Otuzdokuz

22K 1.4K 405
                                    

22.12.2020

***

Sabah erken kalkıp annemi mutfakta kahvaltı hazırlarken yakaladım. Arkasından sarılıp yanağına öpücük kondurdum. ''Günaydın canım anam'' Kıkırdayıp koluma vurdu. ''Günaydın oğlum. Geç otur krep yaptım sana''

Ben mutfak masasına otururken o önüme bir krep koydu. ''Bugün gidiyor musun dükkana?''

''Evet. Artık bizimkileri kurtarmam lazım.'' dedim. ''O niye?''

''Dayanamıyorlarmış artık. Hayranlarım da gelip gelip duruyormuş'' dedim sırıtarak. ''Senin ki duymasın aman. Zavallı Kubi'nin halini gördün" Uğur Kubilay'ı fena benzetmişti. Ama o da hakketti yani...

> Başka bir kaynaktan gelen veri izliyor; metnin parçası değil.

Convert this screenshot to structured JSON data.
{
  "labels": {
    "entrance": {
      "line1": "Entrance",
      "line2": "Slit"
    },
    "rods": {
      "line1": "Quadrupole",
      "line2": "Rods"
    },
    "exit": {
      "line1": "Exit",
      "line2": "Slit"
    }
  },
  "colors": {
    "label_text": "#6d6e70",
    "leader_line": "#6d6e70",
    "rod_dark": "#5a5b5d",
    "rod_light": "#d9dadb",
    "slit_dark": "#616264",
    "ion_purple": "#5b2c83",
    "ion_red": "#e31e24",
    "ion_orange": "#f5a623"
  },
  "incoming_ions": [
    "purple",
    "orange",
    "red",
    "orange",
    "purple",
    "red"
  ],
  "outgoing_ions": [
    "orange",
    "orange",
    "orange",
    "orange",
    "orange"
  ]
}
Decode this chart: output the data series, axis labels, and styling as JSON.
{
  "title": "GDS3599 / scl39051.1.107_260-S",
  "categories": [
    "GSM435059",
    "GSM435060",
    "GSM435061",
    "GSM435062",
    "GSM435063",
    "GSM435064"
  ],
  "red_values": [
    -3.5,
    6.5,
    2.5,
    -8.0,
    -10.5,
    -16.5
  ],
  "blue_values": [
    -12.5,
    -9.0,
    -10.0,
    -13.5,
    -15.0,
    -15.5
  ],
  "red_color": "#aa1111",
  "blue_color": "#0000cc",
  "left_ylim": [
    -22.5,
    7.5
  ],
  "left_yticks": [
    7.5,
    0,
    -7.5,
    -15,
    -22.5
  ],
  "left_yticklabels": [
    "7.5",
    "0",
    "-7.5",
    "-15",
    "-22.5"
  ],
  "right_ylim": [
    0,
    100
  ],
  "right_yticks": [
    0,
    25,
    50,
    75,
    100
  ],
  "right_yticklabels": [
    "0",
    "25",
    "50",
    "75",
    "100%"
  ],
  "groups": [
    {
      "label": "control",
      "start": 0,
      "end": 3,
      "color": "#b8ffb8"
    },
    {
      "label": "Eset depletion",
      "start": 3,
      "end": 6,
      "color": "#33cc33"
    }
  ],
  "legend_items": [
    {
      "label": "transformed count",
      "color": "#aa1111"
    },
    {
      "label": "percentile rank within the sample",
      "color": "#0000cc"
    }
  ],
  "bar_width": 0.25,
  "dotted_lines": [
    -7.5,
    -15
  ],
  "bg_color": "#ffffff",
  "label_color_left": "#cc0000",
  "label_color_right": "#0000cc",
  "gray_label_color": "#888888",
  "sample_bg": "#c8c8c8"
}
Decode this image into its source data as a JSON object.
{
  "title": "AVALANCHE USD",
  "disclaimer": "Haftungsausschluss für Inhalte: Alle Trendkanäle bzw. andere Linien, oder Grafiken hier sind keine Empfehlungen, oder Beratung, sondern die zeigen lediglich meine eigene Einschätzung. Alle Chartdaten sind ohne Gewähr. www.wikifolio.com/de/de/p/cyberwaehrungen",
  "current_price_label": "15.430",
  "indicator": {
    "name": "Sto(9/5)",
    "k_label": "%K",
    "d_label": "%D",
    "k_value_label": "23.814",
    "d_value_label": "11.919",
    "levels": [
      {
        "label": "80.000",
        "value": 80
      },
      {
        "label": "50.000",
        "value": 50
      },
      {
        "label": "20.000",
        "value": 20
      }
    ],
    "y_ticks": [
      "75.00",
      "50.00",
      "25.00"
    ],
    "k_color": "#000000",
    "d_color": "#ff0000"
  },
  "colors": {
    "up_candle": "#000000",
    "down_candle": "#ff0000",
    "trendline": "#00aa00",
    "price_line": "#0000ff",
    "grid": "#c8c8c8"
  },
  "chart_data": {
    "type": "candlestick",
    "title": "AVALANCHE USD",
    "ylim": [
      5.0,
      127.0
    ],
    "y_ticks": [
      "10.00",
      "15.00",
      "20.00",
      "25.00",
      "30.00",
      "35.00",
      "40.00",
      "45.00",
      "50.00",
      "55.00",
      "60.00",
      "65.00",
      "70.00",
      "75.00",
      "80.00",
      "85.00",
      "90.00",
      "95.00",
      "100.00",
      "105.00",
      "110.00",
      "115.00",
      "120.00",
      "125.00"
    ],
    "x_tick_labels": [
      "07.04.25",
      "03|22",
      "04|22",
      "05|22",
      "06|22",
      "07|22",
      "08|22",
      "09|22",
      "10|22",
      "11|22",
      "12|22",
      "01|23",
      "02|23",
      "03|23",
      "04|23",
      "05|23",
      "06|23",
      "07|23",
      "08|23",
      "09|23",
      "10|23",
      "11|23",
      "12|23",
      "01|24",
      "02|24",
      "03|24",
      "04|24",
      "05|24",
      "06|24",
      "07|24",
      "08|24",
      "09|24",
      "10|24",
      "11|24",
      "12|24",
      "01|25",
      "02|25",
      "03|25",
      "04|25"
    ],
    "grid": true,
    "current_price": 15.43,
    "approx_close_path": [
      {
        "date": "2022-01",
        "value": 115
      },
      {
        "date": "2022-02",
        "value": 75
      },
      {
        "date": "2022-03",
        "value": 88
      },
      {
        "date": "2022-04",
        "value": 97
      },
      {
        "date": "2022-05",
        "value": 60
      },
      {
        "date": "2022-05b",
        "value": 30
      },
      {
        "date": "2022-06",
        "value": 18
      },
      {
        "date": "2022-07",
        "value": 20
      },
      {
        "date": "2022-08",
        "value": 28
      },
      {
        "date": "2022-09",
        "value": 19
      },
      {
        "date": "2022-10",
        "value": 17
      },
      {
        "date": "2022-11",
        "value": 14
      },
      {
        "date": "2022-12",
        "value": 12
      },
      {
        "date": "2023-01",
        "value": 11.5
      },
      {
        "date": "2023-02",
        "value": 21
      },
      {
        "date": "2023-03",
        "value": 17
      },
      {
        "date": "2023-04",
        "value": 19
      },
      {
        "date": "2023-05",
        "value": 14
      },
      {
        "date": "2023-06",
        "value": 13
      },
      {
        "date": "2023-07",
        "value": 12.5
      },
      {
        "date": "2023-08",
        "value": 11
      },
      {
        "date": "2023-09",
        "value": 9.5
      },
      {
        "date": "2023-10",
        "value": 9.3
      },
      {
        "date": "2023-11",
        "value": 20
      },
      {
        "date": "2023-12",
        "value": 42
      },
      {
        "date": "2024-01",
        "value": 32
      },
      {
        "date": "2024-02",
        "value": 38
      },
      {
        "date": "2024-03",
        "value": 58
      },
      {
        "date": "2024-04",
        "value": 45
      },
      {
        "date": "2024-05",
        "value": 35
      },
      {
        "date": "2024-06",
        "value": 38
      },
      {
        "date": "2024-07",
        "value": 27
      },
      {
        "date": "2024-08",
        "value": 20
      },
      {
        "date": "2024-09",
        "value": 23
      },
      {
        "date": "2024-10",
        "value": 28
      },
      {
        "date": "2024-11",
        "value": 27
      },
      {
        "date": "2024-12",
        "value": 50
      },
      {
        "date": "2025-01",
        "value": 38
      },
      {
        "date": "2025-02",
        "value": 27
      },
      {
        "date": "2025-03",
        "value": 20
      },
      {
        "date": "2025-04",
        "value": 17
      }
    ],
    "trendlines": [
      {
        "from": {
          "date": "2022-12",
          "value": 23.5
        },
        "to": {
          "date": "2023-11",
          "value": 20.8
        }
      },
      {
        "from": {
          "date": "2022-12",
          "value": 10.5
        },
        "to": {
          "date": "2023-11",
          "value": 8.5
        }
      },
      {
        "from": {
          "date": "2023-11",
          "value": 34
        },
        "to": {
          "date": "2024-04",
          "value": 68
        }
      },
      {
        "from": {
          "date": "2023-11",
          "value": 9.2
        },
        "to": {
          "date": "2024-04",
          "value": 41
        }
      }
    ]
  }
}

"Kızları dövecek değil herhalde." Çayımı doldurduğunda, kendisi de oturdu. "Olsun yine de söyleme."

Beraber kahvaltımızı yapmaya başladık. Annemle kahvaltı yapmayı çok özlemiştim. Babam evdeyken pazar kahvaltıları zehir olurdu bizim için. Onu hatırlayınca bile gerilmiştim. Acaba ne yapıyordu şerefsiz herif...

Kahvaltı sonrası telefonumu alıp ceketimi giydim. "Çıktım ben!" Anneme bağırdığımda kapıya çıktı. "Dikkat et. O amcanlar dükkana gelebilir." Kafamı sallayıp öpücük attım.

Kapıya çıkıp otobüs durağına gitmek için yürümeye başladım. Önümde araba durduğunda pencereden başını uzatan Kubilay'ı gördüm. "Yavru alayım mı seni?" Sırıtıp yolcu koltuğuna oturdum.

"Sen nereye gidiyorsun?"

"Dükkana."

"Gelmene gerek yok kanka. Ben başlıyorum bugün."

"Boş gezenin boş kalfası olduğum için işim yok. Bu nedenle dükkana gelmeye devam edeceğim."

"İyi." dedim gülerek. Kolunu sıvazlayıp acıyla buruşan suratıyla baktı bana. "Senin ki çok fena vurdu. İt oğlu it!"

"Abartma koluna vurdu."

"Ayağıma da tekme attı!"

"Sende ona tekme attım." Kubi hatırladıklarıyla sırıttı. "Doğru. Artık bir hafta sevişemez. Fırsat bu fırsat üste geç kanki" dedi sırıtarak. "Hıh! Altta olduğumu nerden biliyorsun ki? Ben üstteyim bikere!" Bana sen onu benim külahıma anlat dermiş gibi baktı. Oflayıp kafamı pencereye çevirdim.

Sonunda dükkana vardığımızda heyecanla çıktım dışarıya. Kapısına dokunup gözlerim parlayarak duvara elimi sürttüm. "Canım aşkını içeride mi yaşasan. Götüm dondu da"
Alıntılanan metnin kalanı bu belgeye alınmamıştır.